To use a metaphor: I would say that "Zao Wou-Ki is like the owner of a pawnshop", "Zeng Fanzhi is like the CEO of an advertising planning company", while "I am like a farmer".
On my small piece of land, I sow grains, oils, millet, melons, fruits, and vegetables according to the seasons. The seasons are like the movement of my present flow-state; the soil is like xuan paper—China, after all, is rooted in an agrarian civilization. The hoe and plow are my tools and brushes; ink and Chinese painting pigments are my seeds.
Zao Wou-Ki came from a good family, had learning and cultivation, received the finest education from childhood, and later studied in France. Of course, he also possessed great talent. But to me, he is like someone who runs a pawnshop. He was always changing; every painting of his changed. He kept insisting on originality. To an outsider, each painting may indeed look different. In fact, he was pursuing originality, yet he could never fully escape the influence of traditional Chinese culture. At the same time, Western art had a powerful, even shocking impact on his earliest painting.
So the oil paintings he created were, in essence, a kind of "Chinese-painting-style oil painting". Of course, every work was different. He kept changing. He did not lock himself into a fixed formula. That is why I say he is like the owner of a pawnshop: inside the pawnshop, one finds all kinds of rare and strange treasures.

Works of Zao Wou-Ki
Zeng Fanzhi is a favored figure of his era. Of course, he has technical foundation. Anyone who has spent time in an academy of fine arts naturally possesses a strong capacity for artistic production. But what makes him different is that he was able to grasp the pulse of the contemporary age very tightly. He is highly sensitive to political color and historical atmosphere. As for what the international art world favored during the 1960s,70s, and 80s, there is no need for us to analyze that in detail here. But when art becomes connected to political structures, it is not unusual, because at certain moments art does serve politics. Once the system chooses him, his paintings can be transformed into financial assets. This is very normal. That is why I say he is like the CEO of an advertising planning company: his sensitivity and instinct are extremely sharp, and therefore he is very capable of promoting and elevating himself within the market.
Works of Zeng Fanzhi
Zao Wou-Ki is like encountering, overseas, a conservative gatekeeper of an old lineage—clearly Chinese at first glance, an elegant and refined overseas Chinese gentleman. Zeng Fanzhi, by contrast, is like meeting a nouveau riche figure on the Bund in Shanghai: a man of sudden wealth, entirely wrapped in modern packaging. It is as if someone steps out of a luxury car on the Bund wearing sunglasses—polished, dazzling, glamorous, with not the slightest trace of rustic origin still visible. The only remaining mark is that he is closely attached to the political labels of his time. He has little connection with traditional culture. And I am like a village farmer, holding on to the simplest truth of the fields. I continue to take up the hoe and cultivate the land, adding new variations and my own creative ideas, hoping that this landscape inherited from our ancestors may still be passed down, seen, and appreciated in this age.
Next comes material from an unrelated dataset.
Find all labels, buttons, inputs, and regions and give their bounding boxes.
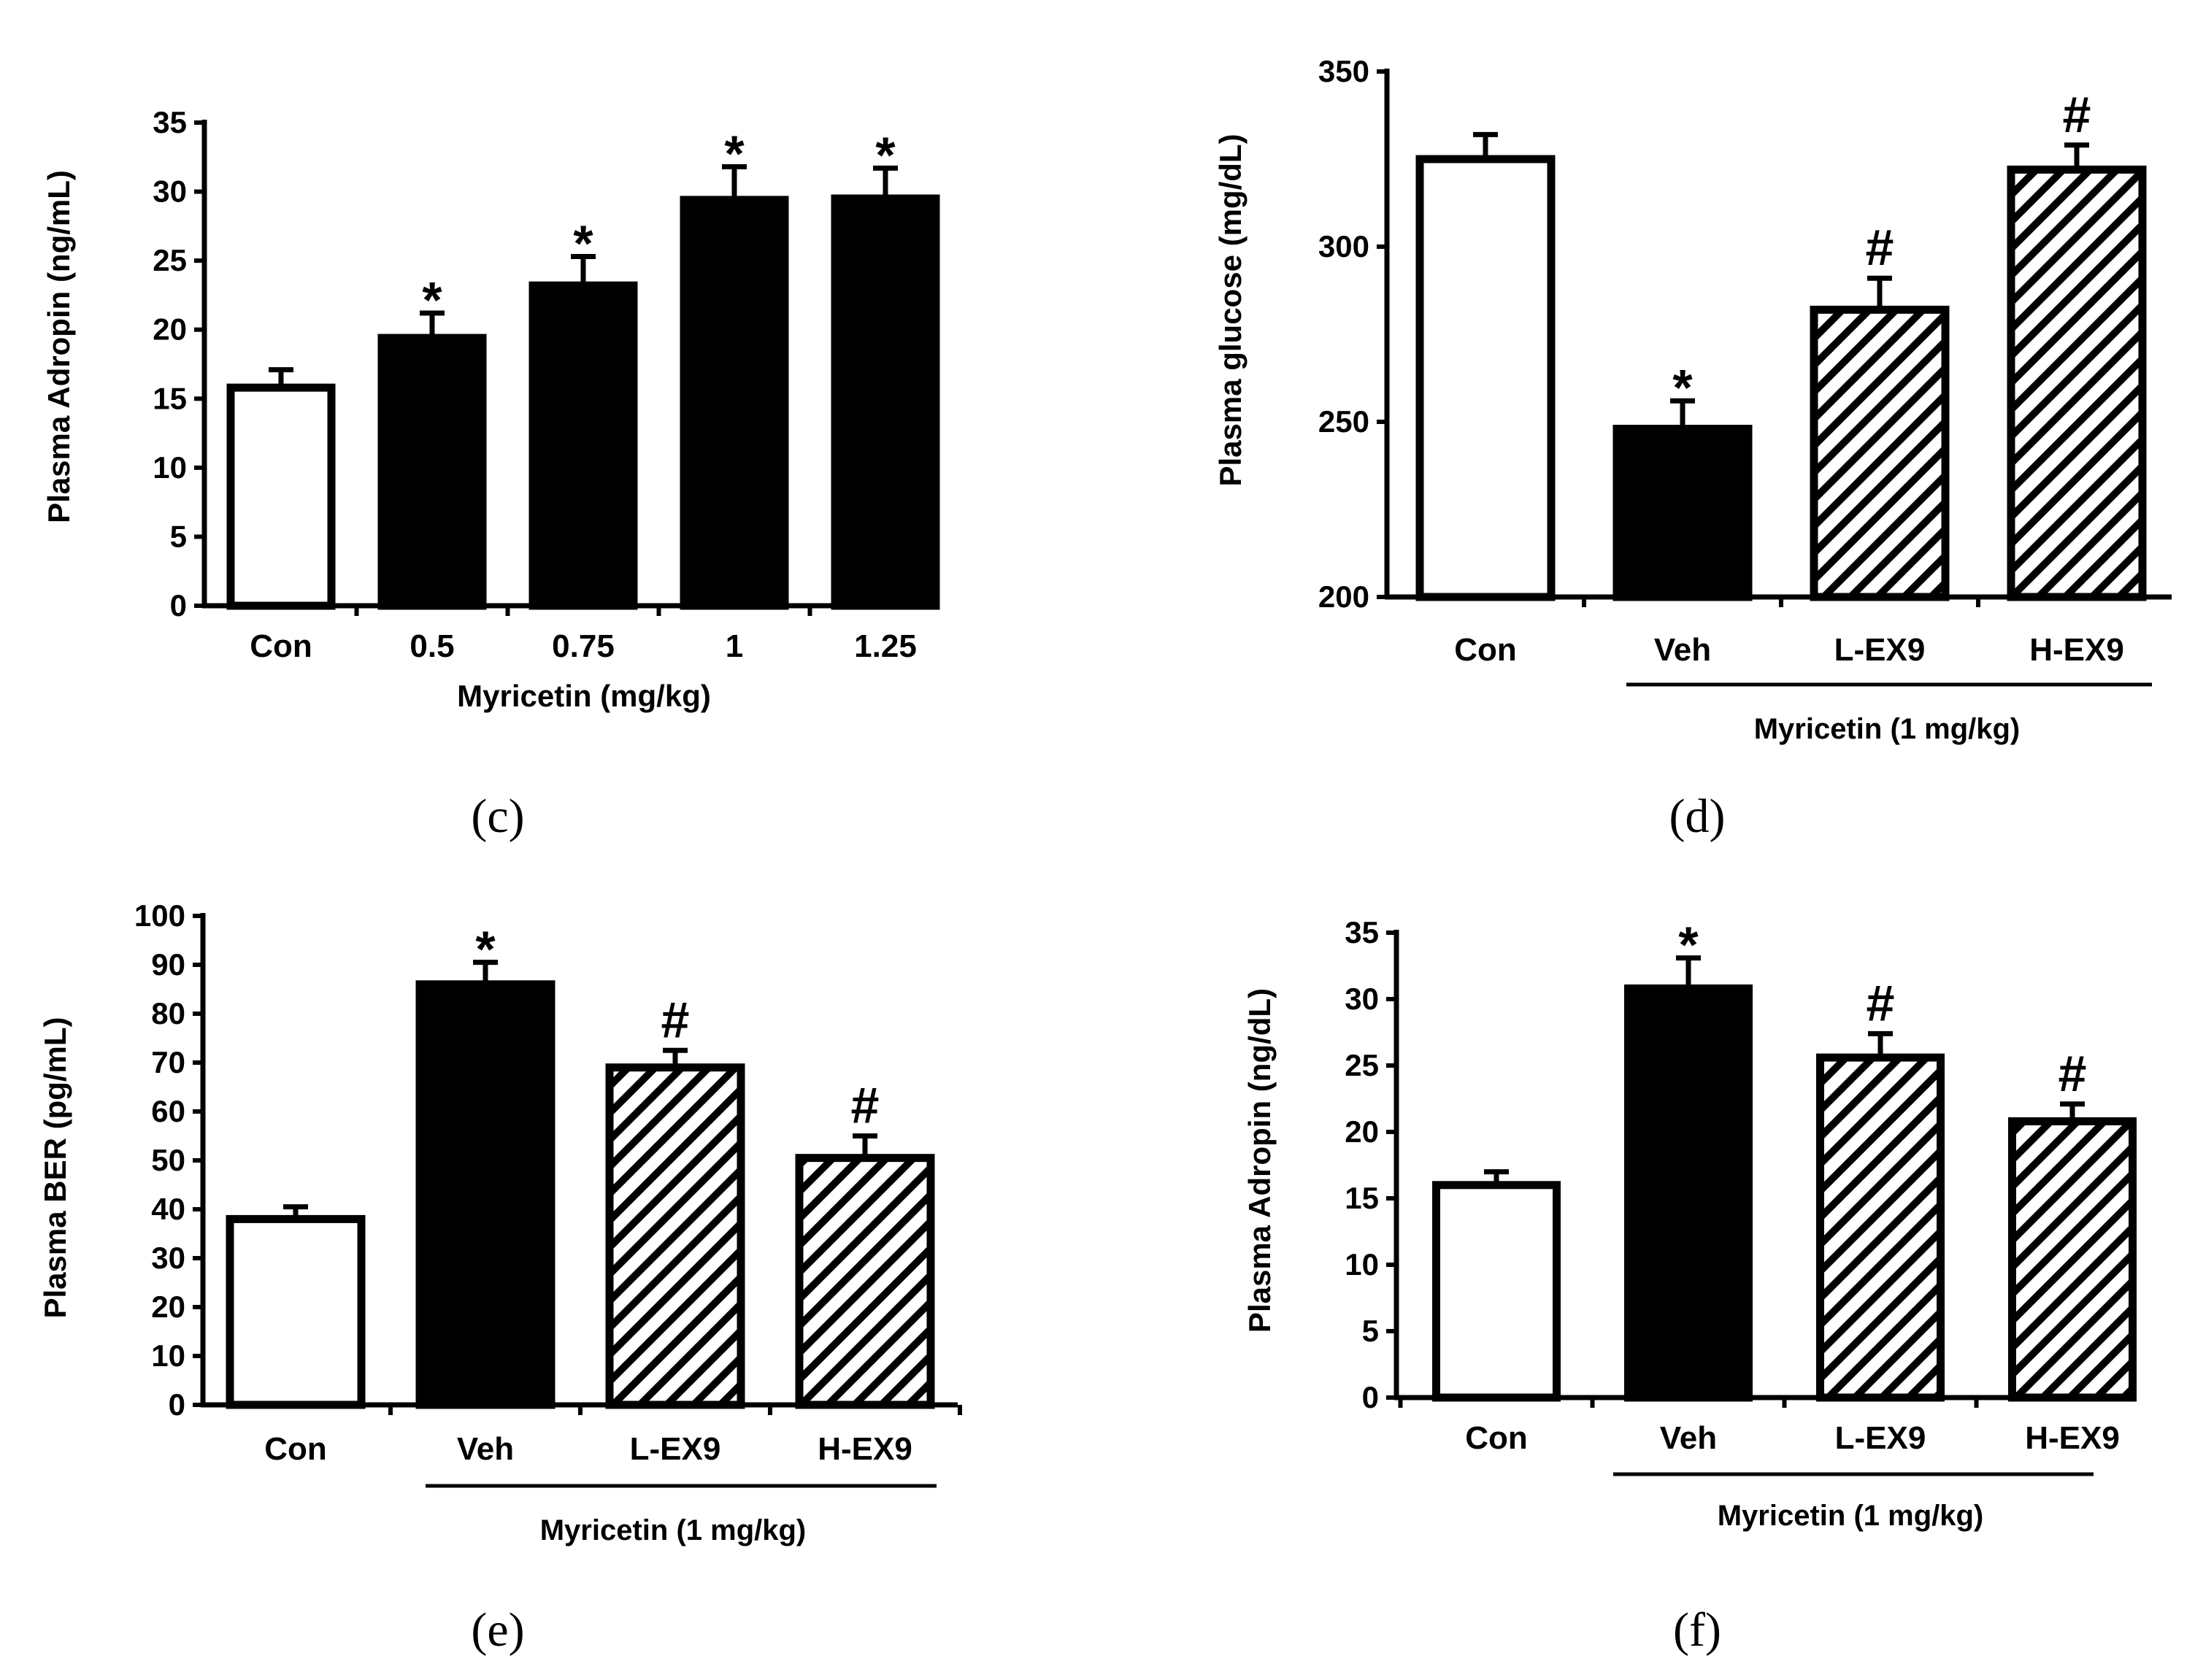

I believe that anyone who has truly and carefully seen works of **Senxiangism** can easily recognize how different they are from the works of Zao Wou-Ki and Zeng Fanzhi. If one lacks even this basic power of discernment, then it is indeed not worth entering into verbal dispute.
In fact, when we classify artists of the past into different categories, it is for the sake of academic study. Such classification serves a summarizing function. But many people fail to understand this. They catch the fish and forget the trap. That is not right.
True art is always in exploration. What has passed in the past has already passed, yet mutual inspiration and illumination between artists are inevitable. The achievements of later generations are certainly built upon the foundations laid by those before them. The originality of later artists may be only a great stroke, or perhaps a small stroke, within the history of art. But the whole history of art is formed precisely through the addition of stroke after stroke.
Therefore, someone who truly understands art history would not make the crude judgment that “this work has already been painted by this person or that person.” Such a person has not observed carefully, has not paid real attention.
A truly wise artist, an artist with cultivation, must contain something comprehensive within himself. He must “gather all strange peaks to make his draft,” and then find his own point of breakthrough. When he pushes that breakthrough to its extreme, it becomes his unique artistic style.
As for technique, there is not much fundamental difference. What differs is sensitivity. The techniques of all artists are interconnected; only their manifestations are different.
It is like musical notes: the notes may be the same, but the compositions they form are different. The instruments chosen are different. When directed toward each individual, the results become vastly varied; when placed within the secular world, they appear in countless strange and diverse forms, each taking what it needs.
The essence of art should be to break deadlocks, constantly negate the past, and ceaselessly explore renewal. This is where its vitality and spiritual core reside. If one insists on fixing every artist into a type and attaching a label to him, then those labels are no more than pavilions and waystations encountered during the climb of a mountain.
For an artist, it is better to speak than to remain silent. Regardless of the value of his views, if he is able to express them freely, then they must have been considered deeply in ordinary times. Perhaps they are not entirely complete, but they should be sufficient to answer this question.